The catalytic converter is part of your car’s exhaust system. It looks similar to a muffler, but it is constructed with different materials. Inside the catalytic converter, there’s a unique honeycomb-like structure that contains catalyst particles that interact with the exhaust gases. These particles can include rhodium, palladium and platinum.
The unburned hydrocarbons located in your car’s exhaust react with these materials in the catalytic converter. As the hydrocarbons are heated up, they break down into emissions that are less toxic and harmful to the environment.
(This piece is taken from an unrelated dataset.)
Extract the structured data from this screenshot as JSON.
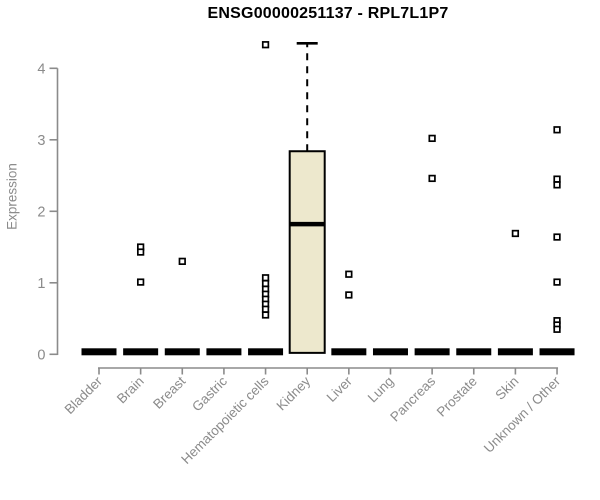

After the catalytic converter, these gases exit into the atmosphere through the tailpipe.
Can the Catalytic Converter Be Removed?
You might think that the most obvious solution is to simply take off the catalytic converter. Some people choose to do this and install a straight pipe, but is that the best solution? Yes, it makes for a cheaper repair, but there are reasons that it’s a terrible idea.
First of all, your car is going to fail emissions testing; there’s no way around it. Additionally, the car is going to dramatically suffer in terms of its performance and efficiency. On top of that, you are allowing more pollution to enter the environment, making you part of the problem.
The only real solution is to replace the catalytic converter. If the car isn’t worth the expense, then it’s time to get rid of it and buy a new one. Don’t take shortcuts when it comes to replacing the catalytic converter.